— Поднимайся сейчас же в квартиру, — шиплю на Глеба.
— Я не должен…
— Я сейчас сама сломаю тебе то, что не успела поломать любовница…
— Он не отпустит меня. Ты знаешь это, — опустив голову, бурчит под нос так тихо, что я еле слышу его слова. — Если я поднимусь ненадолго, он решит, что… Чёрт! — Поднимает голову, смотрит мне в глаза. — Так нельзя, Вика. Я большой мальчик, справлюсь один!
— Там сейчас другой мальчик тебя ждёт, и ты рвёшь ему сердце своими капризами. — Хватаюсь за ручки кресла и решительно разворачиваю его в сторону подъезда.
— Придумай что-нибудь. Скажи, что я не болел ветрянкой и могу заразиться…
После этих слов, меня будто отпускает эмоциональная заморозка, накрывшая на несколько минут. Даже маленькая ложь, которую предлагает Глеб выводит меня из себя.
Не выдержав, останавливаюсь. Опускаю ножной тормоз, и обхожу коляску так, чтобы видеть лицо Глеба.
— Знаешь что… Не я это устроила! — выразительно тыкаю ему пальцем в грудь. — Я сама не намерена объяснять больному ребенку, отчего его папуля вдруг решил укатить в закат, даже не попрощавшись.
Снова берусь за ручки и ощутимо встряхиваю кресло.

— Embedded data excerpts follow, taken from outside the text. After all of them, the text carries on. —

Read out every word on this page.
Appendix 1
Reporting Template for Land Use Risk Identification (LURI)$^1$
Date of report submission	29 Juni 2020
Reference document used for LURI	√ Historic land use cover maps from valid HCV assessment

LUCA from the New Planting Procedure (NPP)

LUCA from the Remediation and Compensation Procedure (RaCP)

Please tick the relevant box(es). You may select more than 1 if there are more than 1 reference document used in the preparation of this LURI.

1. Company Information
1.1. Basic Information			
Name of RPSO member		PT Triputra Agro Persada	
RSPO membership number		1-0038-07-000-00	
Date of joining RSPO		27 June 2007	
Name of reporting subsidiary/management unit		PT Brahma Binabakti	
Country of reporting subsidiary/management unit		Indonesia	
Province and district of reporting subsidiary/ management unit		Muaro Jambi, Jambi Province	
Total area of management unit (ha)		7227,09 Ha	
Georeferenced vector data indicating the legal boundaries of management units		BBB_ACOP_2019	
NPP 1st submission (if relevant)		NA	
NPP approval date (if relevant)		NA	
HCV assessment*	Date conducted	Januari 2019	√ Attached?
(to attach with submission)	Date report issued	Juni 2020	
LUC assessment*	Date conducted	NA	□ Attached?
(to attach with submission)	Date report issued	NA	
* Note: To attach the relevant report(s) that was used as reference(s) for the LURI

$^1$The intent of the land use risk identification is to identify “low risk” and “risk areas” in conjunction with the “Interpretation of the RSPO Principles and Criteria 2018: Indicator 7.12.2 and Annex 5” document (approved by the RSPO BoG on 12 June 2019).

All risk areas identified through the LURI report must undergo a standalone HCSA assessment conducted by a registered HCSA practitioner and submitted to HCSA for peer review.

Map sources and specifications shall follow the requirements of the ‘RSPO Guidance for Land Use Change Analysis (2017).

Да, ничего не стоит придумать оправдание для маленького ребёнка. Не сомневаюсь, что смогла бы объяснить Сашке, почему его отец не сможет быть с ним сейчас. Сочинила бы подходящий повод.
Но мне легче найти Нине и Глебу жилье, перевезти, самой собрать этот долбанный тренажёр… Всё, что угодно! Только не врать и не выкручиваться, как представители этой семейки.
— Сам скажешь, почему ты не можешь оставаться с нами, — ловко объезжаю раскиданные около подъезда металлические детали тренажера. — Хватит с меня! Пусть твоя ложь будет только твоей ложью.
Даже не придерживаю коляску, чтобы аккуратно переехать небольшой порожек. Жаль, что у него потеряна чувствительность, отбил бы себе зад.
Поджидая лифт, нервно сдуваю волосы с лица.
— Сашка не задаёт вопросов, но ему нужно знать, почему его папе нужно жить отдельно. Надеюсь, ты не будешь спорить, что ребёнку лучше остаться со мной…
— Но… — пытается повернуться ко мне.
— Скоро я получу бумаги о разводе, — сиплю ему в затылок. — И твой сын должен узнать кто его папа есть на самом деле. Не от меня!
Грубо тряхнув коляску, вкатываю её в лифт.
— Викуся, — по подъезду эхом разносятся торопливые шаги свекрови.
Очень хочется верить, что лифт закроется раньше. Не готова я ехать в замкнутом пространстве сразу с двумя представителями этой семейки. Но Нина успевает засунуть руку между створок, они неохотно расходятся в стороны.
— Викуся, что делать с тренажером? — запыхавшись спрашивает у меня.
— Мне откуда знать, — нервно кликаю кнопкой этажа. — Охраняйте его всю ночь, собирайте, занимайтесь сами… Мне плевать.
Нина растерянно убирает руку и двери закрываются.
Устало приваливаюсь к стенке и закрываю глаза.
Почему всё так несправедливо? Только у меня всё стало налаживаться, и опять в моей жизни появляются Орловы!
Я вся пронизана тихим раздражением. Опять чужие судьбы зависят от меня!
Уже устала думать о других, я хочу подумать о себе, отвечать только за свои желания, своё будущее и то, как именно я хочу жить.
Сразу после аварии я помогала Глебу, во многом, по привычке. Я не умела делать больше ничего, кроме того, как заботиться о нём.
Хотела, чтобы он встал на ноги для того, зацепиться за него и вынырнуть на поверхность. Боялась реальности и трудностей.
Это же так удобно и просто — думать, что кто-то другой может изменить твою жизнь к лучшему. Возлагать надежды на других людей… Ведь в случае чего, в неудаче будут тоже виноваты они!
Я стала честна сама с собой. Никто и ничего мне не может гарантировать, только я несу ответственность за свою жизнь.
Спасая Глеба, я удивительным образом спасла и себя. Выплыла на поверхность! Одна, беременная, с чужим ребёнком на руках. Из нежного тепличного цветочка превратилась в сильную женщину, способную позаботиться о себе и о других.
Я знаю, что теперь в моих силах уничтожить и Глеба, и Нину. Но я пока не знаю, воспользуюсь ли я этим правом.
Главное, пусть поговорит с Сашкой сам. Эту ответственность я на себя брать не хочу!